A loss of energy is a different feeling of that of simply being tired after not much sleep. It is a persistent lethargy that takes over your body. Movement seems hard; getting from point A to point B is a trial, even getting out of bed is difficult both physically and mentally. You feel fatigued and experience headaches and weariness, boredom and depression. Getting out of this feeling may feel like it requires more strength than you can muster at the time.

7.Reckless behavior

On a mood high, reckless behavior is considered a symptom of bipolar disorder, especially if it is not one of your usual character traits. Within this theme, your mood is heightened, and there is a notion of carelessness for oneself and others. You can feel impulsive and have an inflated sense of self, become aggressive and your judgment tainted by the false sense of security you have within yourself.

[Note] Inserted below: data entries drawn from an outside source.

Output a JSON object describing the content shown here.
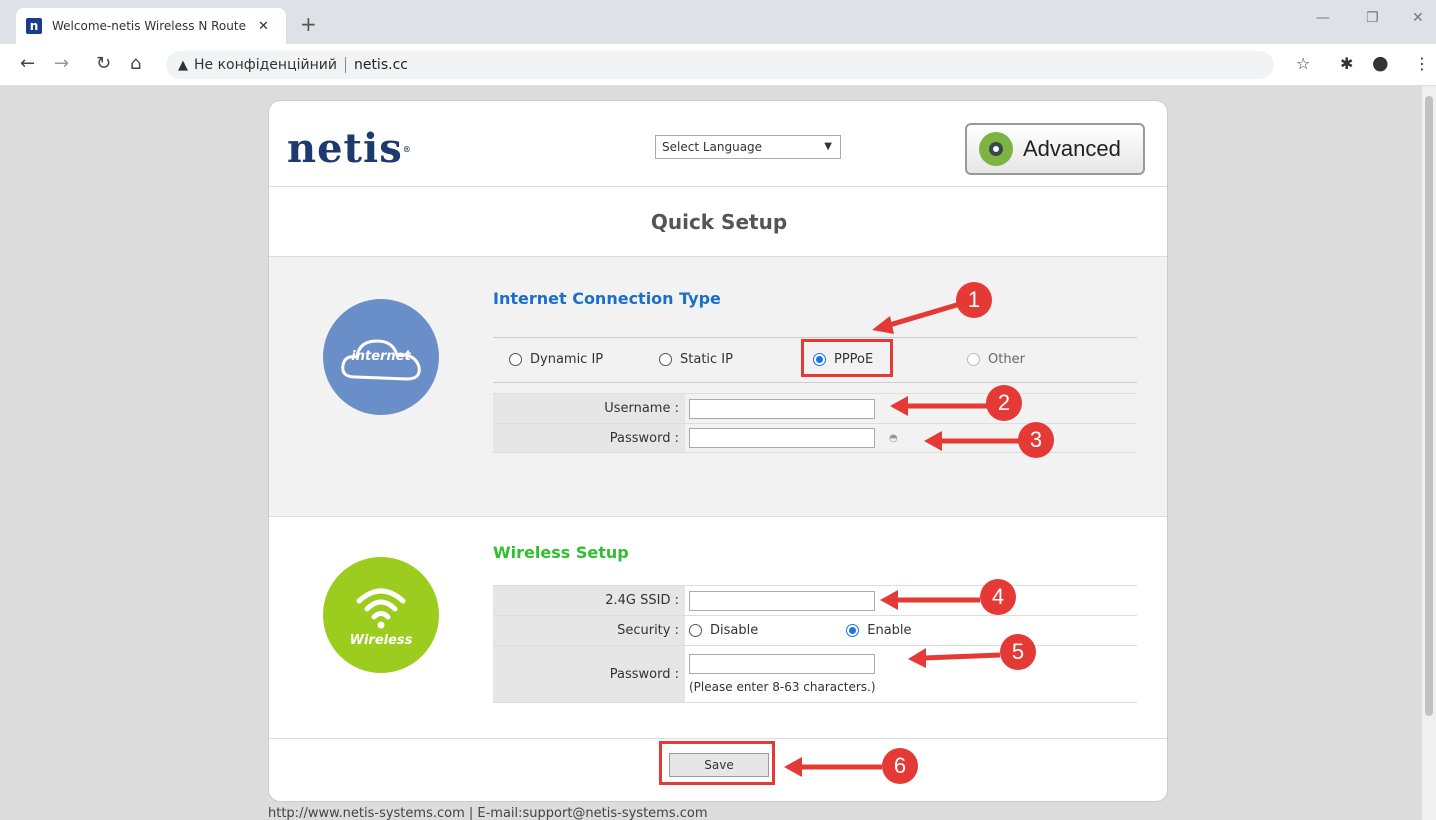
{
  "browser": {
    "tab_title": "Welcome-netis Wireless N Route",
    "tab_favicon": "n",
    "tab_close": "✕",
    "new_tab": "+",
    "security_label": "Не конфіденційний",
    "url": "netis.cc",
    "icons": [
      "back-icon",
      "forward-icon",
      "reload-icon",
      "home-icon",
      "warning-icon",
      "star-icon",
      "extensions-icon",
      "profile-icon",
      "menu-icon"
    ]
  },
  "header": {
    "logo": "netis",
    "logo_mark": "®",
    "language_select": "Select Language",
    "advanced_button": "Advanced"
  },
  "page": {
    "title": "Quick Setup"
  },
  "internet": {
    "icon_label": "internet",
    "heading": "Internet Connection Type",
    "heading_color": "#1a6fc9",
    "options": [
      "Dynamic IP",
      "Static IP",
      "PPPoE",
      "Other"
    ],
    "selected": "PPPoE",
    "username_label": "Username :",
    "password_label": "Password :"
  },
  "wireless": {
    "icon_label": "Wireless",
    "heading": "Wireless Setup",
    "heading_color": "#2fbf2f",
    "ssid_label": "2.4G SSID :",
    "security_label": "Security :",
    "security_options": [
      "Disable",
      "Enable"
    ],
    "security_selected": "Enable",
    "password_label": "Password :",
    "password_hint": "(Please enter 8-63 characters.)"
  },
  "footer": {
    "save_button": "Save",
    "contact": "http://www.netis-systems.com | E-mail:support@netis-systems.com"
  },
  "annotations": [
    "1",
    "2",
    "3",
    "4",
    "5",
    "6"
  ],
  "annotation_color": "#e53935"
}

How long you are in this manic state is dependent on your own self.

8.Ability to concentrate

The inability to concentrate affects us all from time to time. Your heart is not really in a task, you are counting the minutes till you can go home, or you simply wish to be elsewhere if there is a better offer. But not being able to focus on a simple task completely can be attributed to a mood disorder. It’s not just boredom or distraction, the task may seem impossible to complete, even if it used to be the simplest thing to do. The mind wanders, or in some cases, can even forget how to complete the job.

9. Dark Thoughts

A typical symptom of depression and one often depicted as a telltale sign of depression or a low state of bipolar disorder is that of having dark thoughts. The term is broad however because the darkness depends on the individual. They could be recurring thoughts of death or suicide, depressing images with unpleasant themes running around in your head constantly. It’s not easy to shake this kind of thing out of one’s head. The thought of having these thoughts forever is not a pretty one and leads to thinking that there may be an easier way to stop it all. Someone in this situation needs a lot of care and compassion and assistance to take the right steps towards a lighter way of thinking.

10. Changes in appetite

Food can play an important role in how we feel, and the simple act of eating can mean different things to different people. Some people eat when they are depressed, and it will often be unhealthy, sugar loaded food, which leads to problems in diet and health. Others can’t seem to find the will, nor do they have the appetite to eat when they feel so low, and will unintentionally lose weight because of it. Food is important. Not only to keep our bodies going but our minds too. Changes in appetite go hand in hand with changes in mood, and one can directly affect the other.